Kelley also climbed the ladder at the International Restaurant at Moisant Airport in New Orleans, going from hostess to head waitress to wine steward.

“It was a big career jump,” she says. “I went from 50 cents an hour to a whopping 75 cents an hours,” she says. “Yeah, so many restaurants in New Orleans and Jefferson, it’s hard to remember them all. I never had any ambition to own my own place. That was the farthest thing from my mind.”

A chance conversation with a friend of Jack’s led to man-made Lake Toc-O-Leen – a pristine pine forest oasis surrounded by cabins and one lone catfish restaurant.

Jack and Carmen Kelley bought a handful of acres and began building their zoo over the sprawling, gently sloping hills and forests. Naturally, they began eating at the restaurant and, in time, an offer was made by the owner, and accepted by Carmen Kelley.

“That was my biggest career jump,” she says. “I was going to retire down on the farm, but after not too long, I was about go crazy. I had been active all my life and just sitting around was not for me. There wasn’t a facet of the restaurant business I didn’t know, so I just had to figure the good Lord put me in this place for a reason.”
Restaurant owner, Carmen Kelley goes on about the history of the wooden building on the banks of the lake and how it has been “rebuilt 11 times since it was first opened.”

“It started out with one room,” she says. “That one over there. Then we added a screened-in porch. And a ‘step down porch’ and an ‘upstairs.’”

Kelley disappears into the kitchen and returns, with a handful of bread, to the main dining room overlooking the lake.
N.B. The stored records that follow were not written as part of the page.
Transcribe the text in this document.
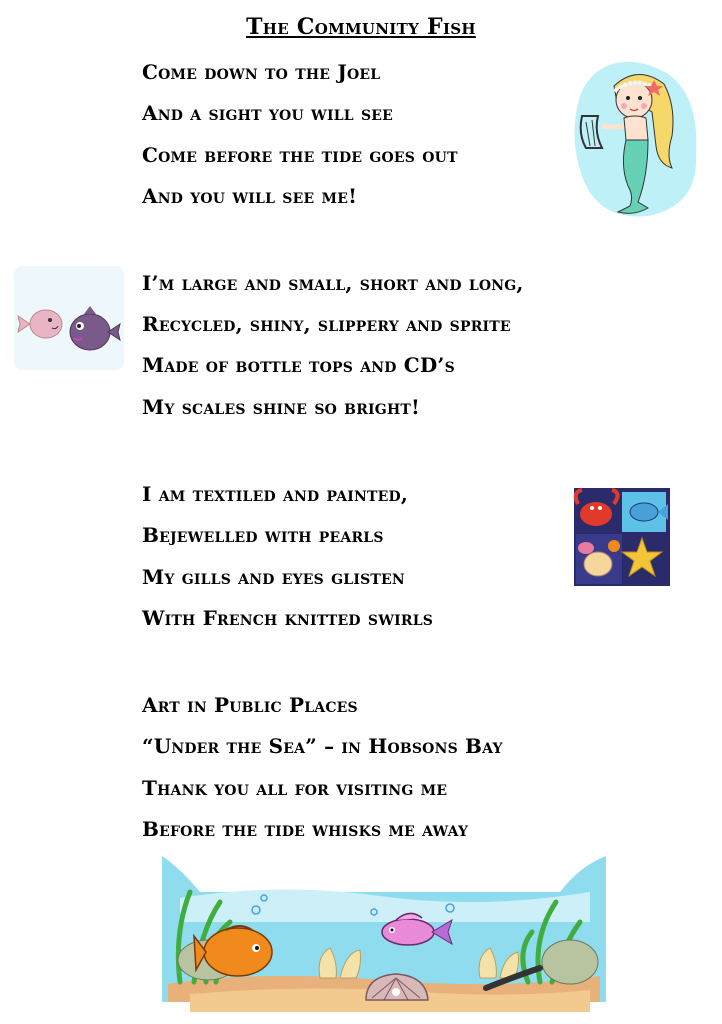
The Community Fish
Come down to the Joel
And a sight you will see
Come before the tide goes out
And you will see me!
I’m large and small, short and long,
Recycled, shiny, slippery and sprite
Made of bottle tops and CD’s
My scales shine so bright!
I am textiled and painted,
Bejewelled with pearls
My gills and eyes glisten
With French knitted swirls
Art in Public Places
“Under the Sea” – in Hobsons Bay
Thank you all for visiting me
Before the tide whisks me away
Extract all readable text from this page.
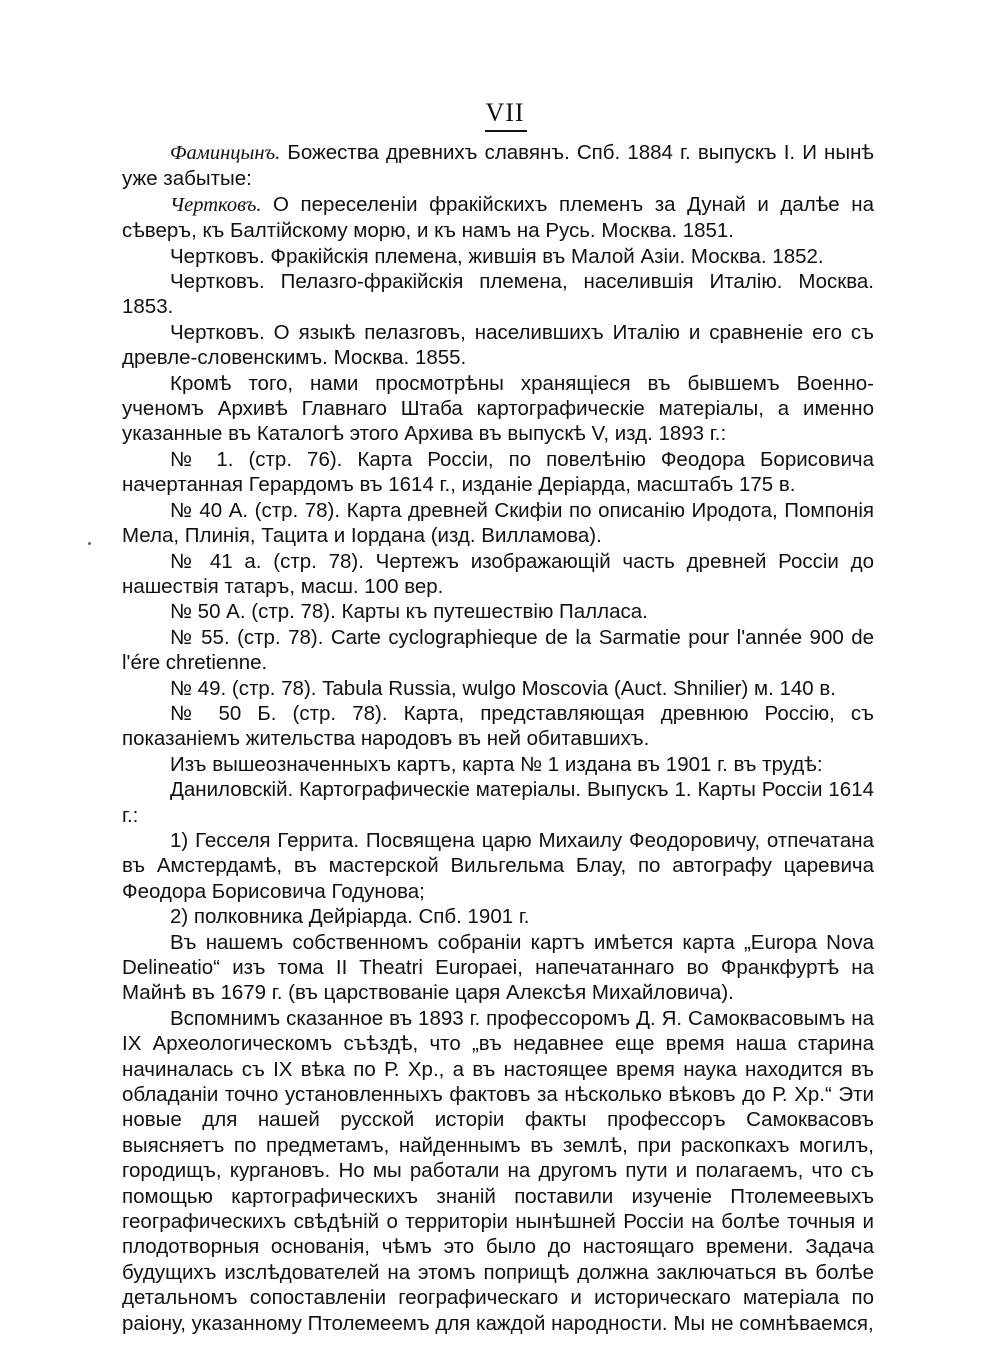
VII

Фаминцынъ. Божества древнихъ славянъ. Спб. 1884 г. выпускъ I. И нынѣ уже забытые:

Чертковъ. О переселеніи фракійскихъ племенъ за Дунай и далѣе на сѣверъ, къ Балтійскому морю, и къ намъ на Русь. Москва. 1851.

Чертковъ. Фракійскія племена, жившія въ Малой Азіи. Москва. 1852.

Чертковъ. Пелазго-фракійскія племена, населившія Италію. Москва. 1853.

Чертковъ. О языкѣ пелазговъ, населившихъ Италію и сравненіе его съ древле-словенскимъ. Москва. 1855.

Кромѣ того, нами просмотрѣны хранящіеся въ бывшемъ Военно-ученомъ Архивѣ Главнаго Штаба картографическіе матеріалы, а именно указанные въ Каталогѣ этого Архива въ выпускѣ V, изд. 1893 г.:

№ 1. (стр. 76). Карта Россіи, по повелѣнію Феодора Борисовича начертанная Герардомъ въ 1614 г., изданіе Деріарда, масштабъ 175 в.

№ 40 А. (стр. 78). Карта древней Скифіи по описанію Иродота, Помпонія Мела, Плинія, Тацита и Іордана (изд. Вилламова).

№ 41 а. (стр. 78). Чертежъ изображающій часть древней Россіи до нашествія татаръ, масш. 100 вер.

№ 50 А. (стр. 78). Карты къ путешествію Палласа.

№ 55. (стр. 78). Carte cyclographieque de la Sarmatie pour l'annéе 900 de l'ére chretienne.

№ 49. (стр. 78). Tabula Russia, wulgo Moscovia (Auct. Shnilier) м. 140 в.

№ 50 Б. (стр. 78). Карта, представляющая древнюю Россію, съ показаніемъ жительства народовъ въ ней обитавшихъ.

Изъ вышеозначенныхъ картъ, карта № 1 издана въ 1901 г. въ трудѣ:

Даниловскій. Картографическіе матеріалы. Выпускъ 1. Карты Россіи 1614 г.:

1) Гесселя Геррита. Посвящена царю Михаилу Феодоровичу, отпечатана въ Амстердамѣ, въ мастерской Вильгельма Блау, по автографу царевича Феодора Борисовича Годунова;

2) полковника Дейріарда. Спб. 1901 г.

Въ нашемъ собственномъ собраніи картъ имѣется карта „Europa Nova Delineatio“ изъ тома II Theatri Europaei, напечатаннаго во Франкфуртѣ на Майнѣ въ 1679 г. (въ царствованіе царя Алексѣя Михайловича).

Вспомнимъ сказанное въ 1893 г. профессоромъ Д. Я. Самоквасовымъ на IX Археологическомъ съѣздѣ, что „въ недавнее еще время наша старина начиналась съ IX вѣка по Р. Хр., а въ настоящее время наука находится въ обладаніи точно установленныхъ фактовъ за нѣсколько вѣковъ до Р. Хр.“ Эти новые для нашей русской исторіи факты профессоръ Самоквасовъ выясняетъ по предметамъ, найденнымъ въ землѣ, при раскопкахъ могилъ, городищъ, кургановъ. Но мы работали на другомъ пути и полагаемъ, что съ помощью картографическихъ знаній поставили изученіе Птолемеевыхъ географическихъ свѣдѣній о территоріи нынѣшней Россіи на болѣе точныя и плодотворныя основанія, чѣмъ это было до настоящаго времени. Задача будущихъ изслѣдователей на этомъ поприщѣ должна заключаться въ болѣе детальномъ сопоставленіи географическаго и историческаго матеріала по раіону, указанному Птолемеемъ для каждой народности. Мы не сомнѣваемся,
She stops at the table of a family of four and hands the bread to a girl with Down Syndrome. “Here honey,” Kelley says. “This is for feeding the ducks out on the lake when you’ve finished your supper.” The little girl’s face lights up like a neon sign as she claps her hands and explodes in laughter.

“You know it’s gonna rain,” says Albert Riemer, a diner who says he and his wife are from “half way ‘tween Wiggins ‘n Lumberton.” “I seen it on just a while ago on the TV at the Wal-Mart over in Wiggins.”

“Well, rain means one thing,” Carmen Kelley says in response. “Gumbo! How ‘bout a nice bowl of it?”

Albert Reimer waves his hand. Like Slim, he’s sticking with the catfish.

“I got a great New Orleans dish that’s just comin’ outta th’ kitchen,” Kelley says. “I call it ‘Carmen’s Catfish Delight’ – Catfish topped with a crawfish sauce. They won’t be able to turn this one down.”